The ethanol market is waiting to see if Thursday's EIA report indicates that U.S. ethanol production in January rose to a new record high. The EIA's last report indicated that U.S. ethanol production in December rose to a record high of 1.026 billion gallons. The sharp 32-cent (17%) sell-off in ethanol prices seen so far this year suggests that U.S. ethanol production in the past three months has continued to rise to new record highs, possibly pushing inventories higher as well.

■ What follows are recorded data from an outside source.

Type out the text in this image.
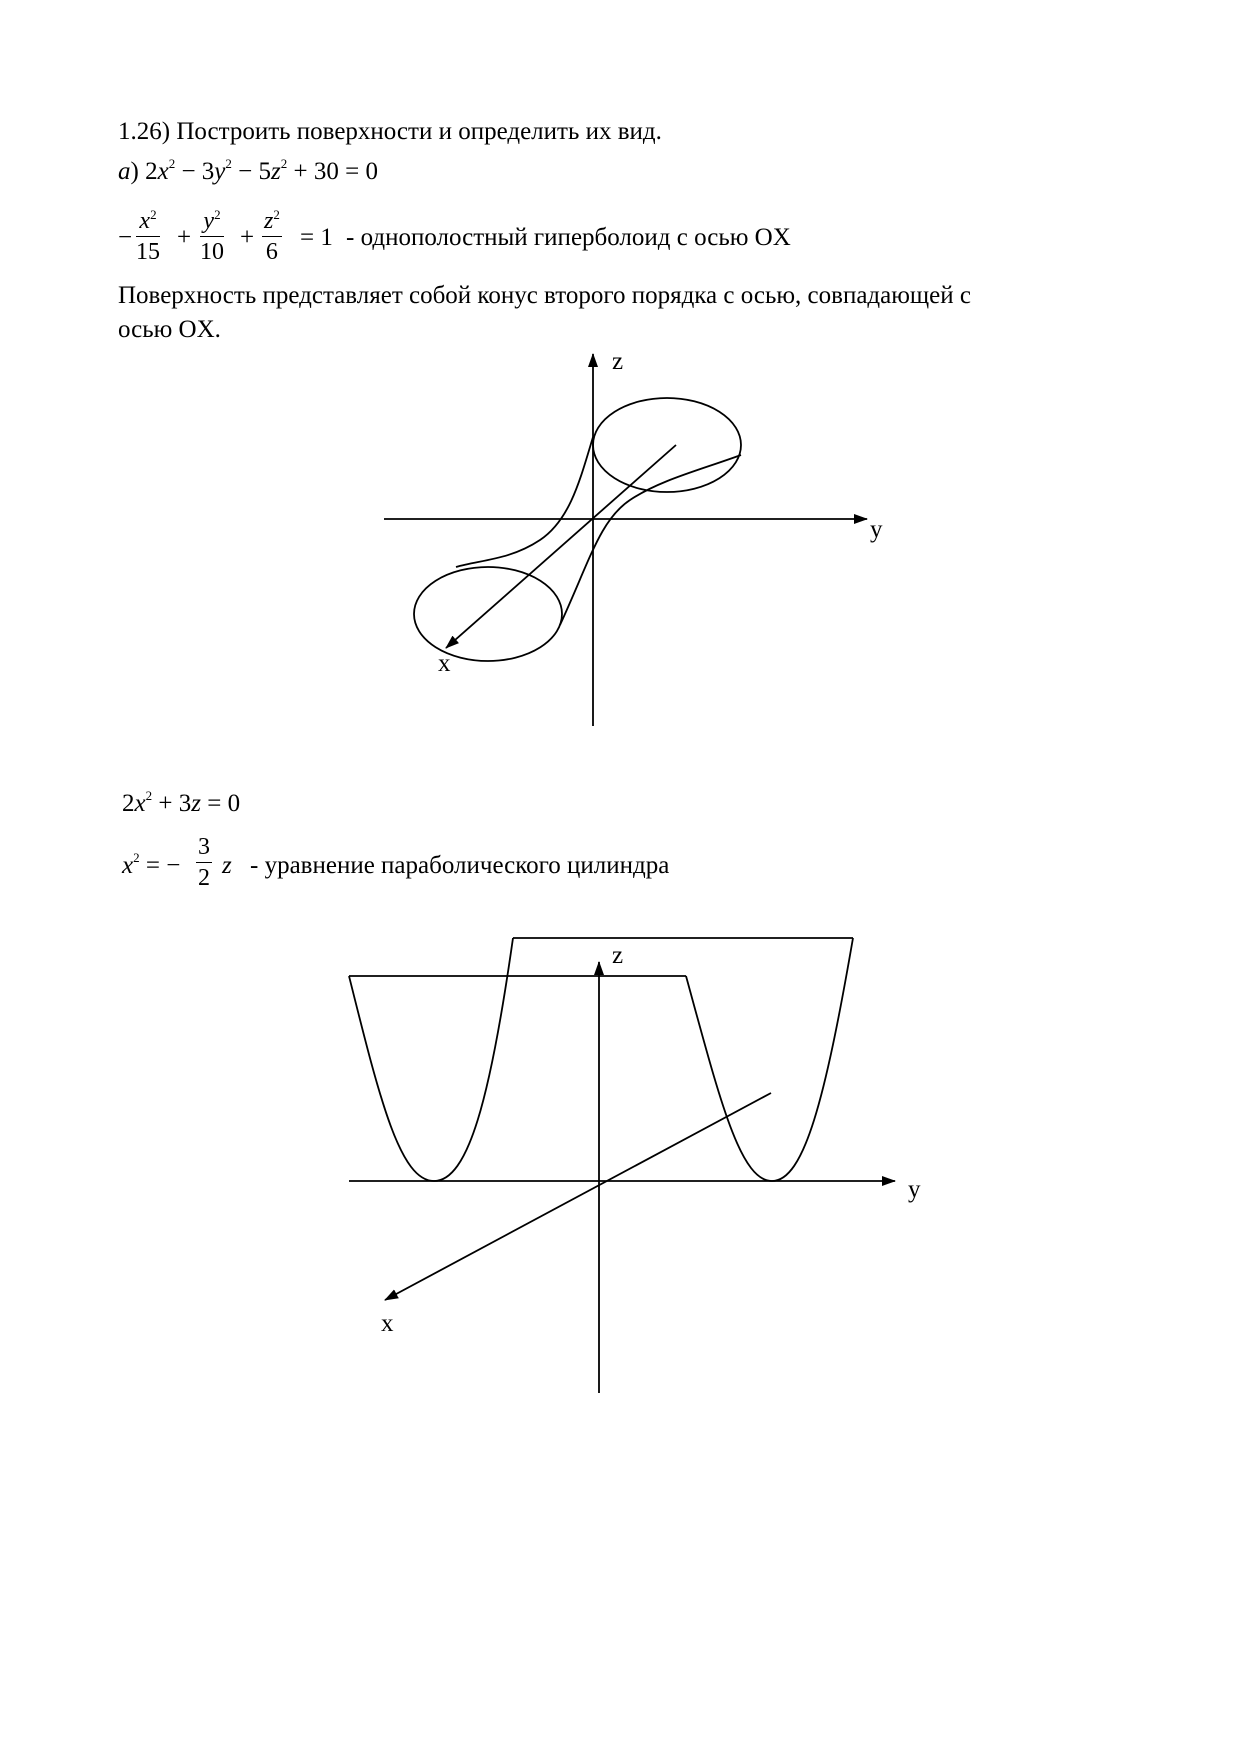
1.26) Построить поверхности и определить их вид.
a) $2x^2 - 3y^2 - 5z^2 + 30 = 0$
− $\frac{x^2}{15} + \frac{y^2}{10} + \frac{z^2}{6} = 1$ - однополостный гиперболоид с осью OX
Поверхность представляет собой конус второго порядка с осью, совпадающей с
осью OX.
z
y
x
$2x^2 + 3z = 0$
$x^2$ = − $\frac{3}{2}$ z - уравнение параболического цилиндра
z
y
x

That sharp sell-off in ethanol prices would normally cause producers to curb supply. However, corn prices have fallen by 16% this year, keeping profit margins at a decent level and encouraging producers to boost their production further. In fact, the last monthly ethanol report indicated that U.S. ethanol facilities were being run at a record high capacity of 94.5%. The main question in Thursday's report will be the extent to which inventories are increasing. The good news is that ethanol is at its cheapest level relative to gasoline in 20 months, which should boost ethanol demand. Nevertheless, if inventories continue to rise, then ethanol prices may need to fall further to stimulate more demand.

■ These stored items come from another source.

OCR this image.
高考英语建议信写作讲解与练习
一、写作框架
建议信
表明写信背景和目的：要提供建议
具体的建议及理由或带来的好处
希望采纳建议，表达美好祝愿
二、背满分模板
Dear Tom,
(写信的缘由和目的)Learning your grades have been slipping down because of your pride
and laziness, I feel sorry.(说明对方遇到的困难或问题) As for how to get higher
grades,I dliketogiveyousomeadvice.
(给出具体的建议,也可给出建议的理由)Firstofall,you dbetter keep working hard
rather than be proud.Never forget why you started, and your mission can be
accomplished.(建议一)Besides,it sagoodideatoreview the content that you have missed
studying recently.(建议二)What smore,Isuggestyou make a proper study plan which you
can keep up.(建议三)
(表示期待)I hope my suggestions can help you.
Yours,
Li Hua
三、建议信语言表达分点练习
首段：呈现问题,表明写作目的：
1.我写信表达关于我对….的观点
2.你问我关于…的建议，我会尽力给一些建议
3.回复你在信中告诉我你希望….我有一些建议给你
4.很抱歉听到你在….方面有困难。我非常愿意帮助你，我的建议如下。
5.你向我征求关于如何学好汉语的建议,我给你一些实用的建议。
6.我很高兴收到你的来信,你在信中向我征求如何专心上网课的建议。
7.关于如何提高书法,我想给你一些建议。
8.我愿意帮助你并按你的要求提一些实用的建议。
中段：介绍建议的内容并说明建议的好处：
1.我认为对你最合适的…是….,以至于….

May CBOT Ethanol futures prices last week consolidated above the recent 7∂-month low and closed the week slightly lower by 0.8 cents at $1.560 per gallon. Bearish factors included the 3.3% sell-off in corn prices, continued technical weakness, and ongoing worries about record ethanol production. Supportive factors last week included the 5.2% rally in gasoline prices and the 1.1% sell-off in the dollar index.

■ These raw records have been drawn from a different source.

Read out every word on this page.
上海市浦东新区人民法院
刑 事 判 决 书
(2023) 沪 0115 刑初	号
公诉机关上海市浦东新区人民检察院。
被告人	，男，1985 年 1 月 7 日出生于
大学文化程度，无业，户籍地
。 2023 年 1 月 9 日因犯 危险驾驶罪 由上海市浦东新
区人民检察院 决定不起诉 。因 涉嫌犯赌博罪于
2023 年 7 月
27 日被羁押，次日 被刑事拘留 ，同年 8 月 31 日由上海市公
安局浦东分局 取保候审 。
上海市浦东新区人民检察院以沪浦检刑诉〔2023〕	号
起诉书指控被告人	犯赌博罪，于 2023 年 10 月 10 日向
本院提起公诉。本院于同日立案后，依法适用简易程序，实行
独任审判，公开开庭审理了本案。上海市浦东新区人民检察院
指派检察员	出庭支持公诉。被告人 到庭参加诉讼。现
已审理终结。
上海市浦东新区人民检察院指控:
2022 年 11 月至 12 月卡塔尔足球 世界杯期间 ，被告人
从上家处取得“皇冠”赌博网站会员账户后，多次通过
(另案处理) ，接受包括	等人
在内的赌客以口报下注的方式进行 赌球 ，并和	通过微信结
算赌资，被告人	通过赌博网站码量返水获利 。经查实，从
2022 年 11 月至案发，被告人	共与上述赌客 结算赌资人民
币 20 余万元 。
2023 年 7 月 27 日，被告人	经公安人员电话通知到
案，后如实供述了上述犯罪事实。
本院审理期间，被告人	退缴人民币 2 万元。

Ethanol/Gasoline - May gasoline futures prices rallied sharply last week to post a new 18-month high and close 11.52 cents higher (+5.2%) at $2.3237 per gallon. Bullish factors last week included encouraging economic data, news that OPEC cut production by 30,000 barrels per day in March to 19.205 million bpd, and the third consecutive decline in the DOE weekly gasoline inventories report. U.S. gasoline inventories are now only 1.1% above the 5-year seasonal average, the tightest level in 8 months. The spread of May ethanol prices minus gasoline prices last week fell by 12.3 cents to a new 20-month low of -76.4 cents.

Ethanol/Corn
- May corn futures prices last week fell sharply to post a new 6½-month low and close the week down 11.75 cents (-3.3%) at $3.4450 per bushel. The main bearish factor was news that quarterly corn stocks were up 11% y/y at a 32-year high of 7.694 billion bushels. The USDA's Prospective Plantings report forecasted spring corn planting at 88.798 million acres, which was slightly below the consensus estimate of 89.00 million acres but still up 2.7% y/y at the second highest level ever. If the weather is favorable this summer, then U.S. farmers could easily produce a record-sized corn crop. The continued weakness in corn allowed the May ethanol-corn crush margin last week to improve by 3.4 cents to 33.0 cents per gallon, mildly above the recent 9-month low of 25.1 cents.